If you have money to put to work in the stock market, it's reasonable first to ask if market conditions are attractive.
Unfortunately, it's impossible to know if or when prices will fall before climbing again. And waiting for lower prices risks missing out on important gains.
The key question is whether you are willing and able to put in the time. The longer your investment timeframe, the better your odds of generating a positive return.
The best thing about all this is knowing that you don't have to be a good market timer to be a successful investor.
Checking in on the unluckiest market timer I know
I recently wrote about the unluckiest market timer I know. This unfortunate fellow has a history of making big, lump-sum purchases near market tops.
Unfortunately, that unlucky market timer is me.
After doing my 2024 tax returns in February, I learned I had some extra cash to put to work. So, I tossed it into my self-employed 401(k) plan and made a lump sum purchase of an S&P 500 index fund on Feb. 18.
The market climbed to a new record high the very next day. That ended up being a top, and from there the S&P 500 proceeded to fall by around 20% before bottoming on April 7.

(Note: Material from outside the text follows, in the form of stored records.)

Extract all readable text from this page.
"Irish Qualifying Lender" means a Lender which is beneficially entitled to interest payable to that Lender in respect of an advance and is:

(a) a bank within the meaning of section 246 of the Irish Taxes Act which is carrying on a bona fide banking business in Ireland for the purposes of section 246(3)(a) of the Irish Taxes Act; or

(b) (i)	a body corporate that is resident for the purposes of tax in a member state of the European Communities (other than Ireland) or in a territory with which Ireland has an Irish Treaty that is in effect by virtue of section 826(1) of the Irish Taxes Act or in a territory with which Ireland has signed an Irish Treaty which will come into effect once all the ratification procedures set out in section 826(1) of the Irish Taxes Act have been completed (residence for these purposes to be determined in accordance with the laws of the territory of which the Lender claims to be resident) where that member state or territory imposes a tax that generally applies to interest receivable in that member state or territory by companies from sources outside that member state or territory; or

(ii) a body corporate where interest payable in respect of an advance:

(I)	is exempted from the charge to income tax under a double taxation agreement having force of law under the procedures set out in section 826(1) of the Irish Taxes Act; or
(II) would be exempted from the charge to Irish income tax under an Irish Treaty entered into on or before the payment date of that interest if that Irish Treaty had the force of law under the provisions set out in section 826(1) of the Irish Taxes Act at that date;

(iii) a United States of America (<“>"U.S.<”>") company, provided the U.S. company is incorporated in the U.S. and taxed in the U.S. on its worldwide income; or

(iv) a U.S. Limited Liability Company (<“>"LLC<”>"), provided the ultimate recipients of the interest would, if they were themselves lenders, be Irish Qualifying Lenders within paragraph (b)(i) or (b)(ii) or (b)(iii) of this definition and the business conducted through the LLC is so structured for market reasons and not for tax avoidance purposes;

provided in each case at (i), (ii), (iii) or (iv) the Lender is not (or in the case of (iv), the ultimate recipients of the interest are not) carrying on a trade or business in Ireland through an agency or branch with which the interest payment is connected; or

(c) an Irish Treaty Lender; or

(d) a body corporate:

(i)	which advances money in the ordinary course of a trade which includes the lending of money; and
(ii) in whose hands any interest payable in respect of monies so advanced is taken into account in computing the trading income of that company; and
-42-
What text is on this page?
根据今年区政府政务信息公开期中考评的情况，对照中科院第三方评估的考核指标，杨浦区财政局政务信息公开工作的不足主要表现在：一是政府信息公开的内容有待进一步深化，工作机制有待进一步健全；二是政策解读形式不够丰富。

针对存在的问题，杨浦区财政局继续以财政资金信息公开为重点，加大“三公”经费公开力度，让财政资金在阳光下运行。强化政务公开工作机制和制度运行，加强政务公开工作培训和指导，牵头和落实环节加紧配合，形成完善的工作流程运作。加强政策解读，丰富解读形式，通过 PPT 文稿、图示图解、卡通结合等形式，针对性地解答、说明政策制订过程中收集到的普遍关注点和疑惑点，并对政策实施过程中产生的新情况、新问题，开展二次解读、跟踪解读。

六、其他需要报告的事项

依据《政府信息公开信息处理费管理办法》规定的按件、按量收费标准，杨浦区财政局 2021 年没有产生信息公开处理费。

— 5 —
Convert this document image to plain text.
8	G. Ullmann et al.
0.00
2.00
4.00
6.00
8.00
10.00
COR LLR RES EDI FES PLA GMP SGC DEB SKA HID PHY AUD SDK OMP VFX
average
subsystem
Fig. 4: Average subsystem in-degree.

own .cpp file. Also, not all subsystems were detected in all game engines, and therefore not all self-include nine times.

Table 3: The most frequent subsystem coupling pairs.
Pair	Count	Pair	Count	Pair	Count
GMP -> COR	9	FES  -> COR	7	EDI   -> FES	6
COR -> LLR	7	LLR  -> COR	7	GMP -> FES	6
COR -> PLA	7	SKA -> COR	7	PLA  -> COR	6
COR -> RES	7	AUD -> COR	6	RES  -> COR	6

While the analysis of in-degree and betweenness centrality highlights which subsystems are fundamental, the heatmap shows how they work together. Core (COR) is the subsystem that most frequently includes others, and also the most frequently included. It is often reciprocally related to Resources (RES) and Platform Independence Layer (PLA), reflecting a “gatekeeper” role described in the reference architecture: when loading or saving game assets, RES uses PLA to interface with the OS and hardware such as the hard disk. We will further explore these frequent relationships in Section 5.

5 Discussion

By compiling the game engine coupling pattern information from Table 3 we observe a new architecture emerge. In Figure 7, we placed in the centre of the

But was I as unlucky as I felt in the moment? As unpleasant as that experience was, I knew I had the luxury of time and that I shouldn't let my emotions get near my portfolio. Because as TKer Stock Market Truth No. 2 reminds us, double-digit, intra-year drawdowns are typical even in upward-trending markets.
That self-counsel proved wise. The stock market surged from its April lows and set a new record high on June 27. It was a quicker recovery than usual and what I would've expected. But that's the stock market for you.
As I wrote back in March, "Time is the unlucky market timer's best friend."